Acá, los artículos de los que uno se quiere desechar, ya sea por viejos o porque nomás ya no, se dejan afuera de la casa, sobre la banqueta, esperando a que pasen los ropavejeros en sus trocas y se los lleven. Bicicletas, podadoras, parrillas. Cosa de colgarles un letrero escrito a mano que diga “gratis” y a la mañana siguiente nada, desaparecen. Ni el mismo Harry Potter. Muebles, roperos, palos de golf, sillas. Puff, a la mañana siguiente: nada. El estado de los artículos deja mucho que desear, obvio, la mayoría ya están bastante dados al cuás: roperos sin tablas, bates de beisbol abollados, estufas oxidadas. Mi podadora, por ejemplo, llevaba meses desconchinflada, componerla hubiera costado lo mismo que comprar una nueva, aparte de que hubiera tenido que penetrar algún tugurio de esos en el bajo mundo de los mecánicos de podadoras, contraseñas, cadeneros, guarros de mala leche.

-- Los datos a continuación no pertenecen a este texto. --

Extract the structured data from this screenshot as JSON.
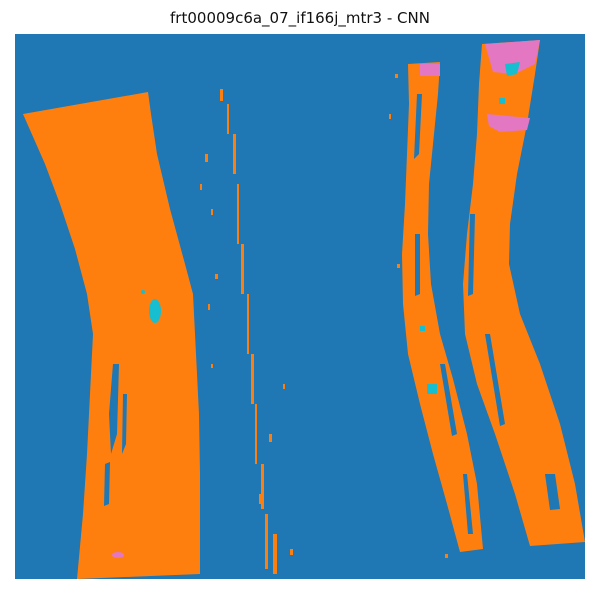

Sofás desvencijados, triciclos sin llantas, planchas, letrero de “gratis” colgado como cadena de rapero, carita feliz dibujada como para hacerle creer al adquirente de que su nueva porquería es toda una ganga. Gratis. Los ropavejeros quienes se llevan estas chunches recorren las calles en sus Toyota Tundras, sus F-250, buscando artefactos abandonados, acordándose, dentro del aire acondicionado de sus camionetas, de sus menos afortunados colegas quienes circulan por las calles empujando su carrito, gritando, ‘fierros, estufas, refrigeradores’.
Esto lo digo porque la vecina de la casa de enfrente dejó un sillón azul en su acera. No parece estar en tan mal estado, el sillón, por lo menos desde nuestro lado no se ve tan mal, quizá unos rasguños, unas manchas de café. Lleva dos días arrumbado sin que nadie lo pele a pesar de su letrero, “gratis”, con carita feliz. Me rompió el corazón, el triste sillón azul. Ni quién lo recoja. Por sí gustan, digo.